Penyebab hiperakusis pada anak
Mengutip Brazilian Journal of Otorhinolaryngology, hiperakusis pada anak-anak telah dikaitkan dengan kondisi tinnitus.
Bahkan, sekitar 86% pasien hiperakusis merasakan tinnitus dan 27—40% pasien tinnitus melaporkan mengalami hiperakusis.
Dalam hal ini, anak yang suka menutup telinga memiliki berbagai kemungkinan penyebab, di antaranya:
- paparan kebisingan,
- trauma atau cedera kepala,
- penyakit Lyme,
- sakit kepala atau migrain,
- stres pasca-trauma,
- gangguan pemrosesan pendengaran pusat,
- ketidakmampuan belajar,
- gangguan defisit perhatian (ADD), dan
- autisme.
Selain itu, penyebab hiperakusis sering kali dikaitkan dengan aktivitas yang berlebih pada neuron pendengaran di jalur pendengaran yang ada di batang otak.

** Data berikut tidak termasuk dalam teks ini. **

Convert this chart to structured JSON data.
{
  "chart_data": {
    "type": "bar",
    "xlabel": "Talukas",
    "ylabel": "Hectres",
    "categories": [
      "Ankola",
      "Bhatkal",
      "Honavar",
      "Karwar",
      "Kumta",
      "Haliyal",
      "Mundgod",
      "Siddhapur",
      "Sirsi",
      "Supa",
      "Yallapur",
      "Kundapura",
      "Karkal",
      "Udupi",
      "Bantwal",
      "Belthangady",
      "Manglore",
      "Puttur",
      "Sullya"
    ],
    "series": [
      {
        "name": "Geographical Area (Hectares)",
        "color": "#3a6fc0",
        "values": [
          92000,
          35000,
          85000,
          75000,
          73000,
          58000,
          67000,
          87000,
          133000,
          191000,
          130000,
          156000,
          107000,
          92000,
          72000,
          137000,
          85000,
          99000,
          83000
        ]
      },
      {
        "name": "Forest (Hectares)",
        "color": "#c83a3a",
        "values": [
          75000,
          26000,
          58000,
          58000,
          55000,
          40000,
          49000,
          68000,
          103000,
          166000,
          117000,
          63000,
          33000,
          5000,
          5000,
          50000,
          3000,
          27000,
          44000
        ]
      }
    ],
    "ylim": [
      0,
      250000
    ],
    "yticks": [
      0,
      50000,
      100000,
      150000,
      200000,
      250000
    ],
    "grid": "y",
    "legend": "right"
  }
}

Hal itulah yang membuat suara-suara di sekitar terdengar lebih keras dari yang sebenarnya.
Diagnosis hiperakusis pada anak
Diagnosis hiperakusis biasanya didasarkan pada gejala yang dilaporkan pasien. Anak dengan kondisi tersebut akan diperiksa kesehatannya dan ditanyai mengenai suara yang mengganggunya.
Selanjutnya, si Kecil akan melakukan tes pendengaran komprehensif untuk mengetahui gangguan pendengaran atau disfungsi telinga tengah atau dalam.
Jika gejala atau hasil tes menunjukkan adanya masalah medis yang mendasarinya, dokter akan merujuk anak Anda ke dokter telinga, hidung, dan tenggorokan anak.
Pengobatan hiperakusis pada anak
Pengobatan hiperakusis pada anak biasanya tergantung pada penyebabnya. Dalam beberapa kasus, seperti cedera pada otak atau telinga, sensitivitas suara mungkin dapat membaik dengan sendirinya.
Jika tidak, dokter mungkin akan menyarankan sesuatu yang disebut desensitisasi suara. Anak Anda akan ditangani oleh seorang spesialis untuk belajar bagaimana mengatasi sensitivitas pada suara.
Selanjutnya, si Kecil akan mendengarkan suara yang sangat pelan untuk jangka waktu tertentu setiap hari dan meningkat secara bertahap menjadi suara yang lebih keras.
Pada terapi ini, anak Anda akan memakai perangkat di telinganya sehingga tidak akan membuat telinganya menjadi sakit.
Butuh waktu sekitar 6 bulan hingga satu tahun untuk mendapatkan manfaat penuh dari terapi ini.
Kendati demikian, belum diketahui secara apakah pengobatan lain dapat membantu mengatasi hiperakusis yang terjadi pada anak ini.
Selain itu, ada beberapa hal yang harus diperhatikan orangtua dalam merawat anak yang peka terhadap suara, termasuk memberi tahu kondisi anak pada pihak sekolah dan orang-orang di sekitar.
Hindari kebiasaan anak yang suka menutup telinga dengan tangan, bantal, atau benda apa pun saat gejalanya muncul.
Kebiasaan menutup telinga justru akan meningkatkan sensitivitas telinganya sehingga dapat memperparah gejala hiperakusis pada anak.
Kesimpulan
Anda bisa membantu membuat anak dengan hiperakusis lebih nyaman dengan cara mengajak anak menjauhi sumber suara dan menenangkannya. Latih juga anak untuk terbiasa mendengarkan benda atau peralatan di sekitarnya yang mengeluarkan suara lewat permainan.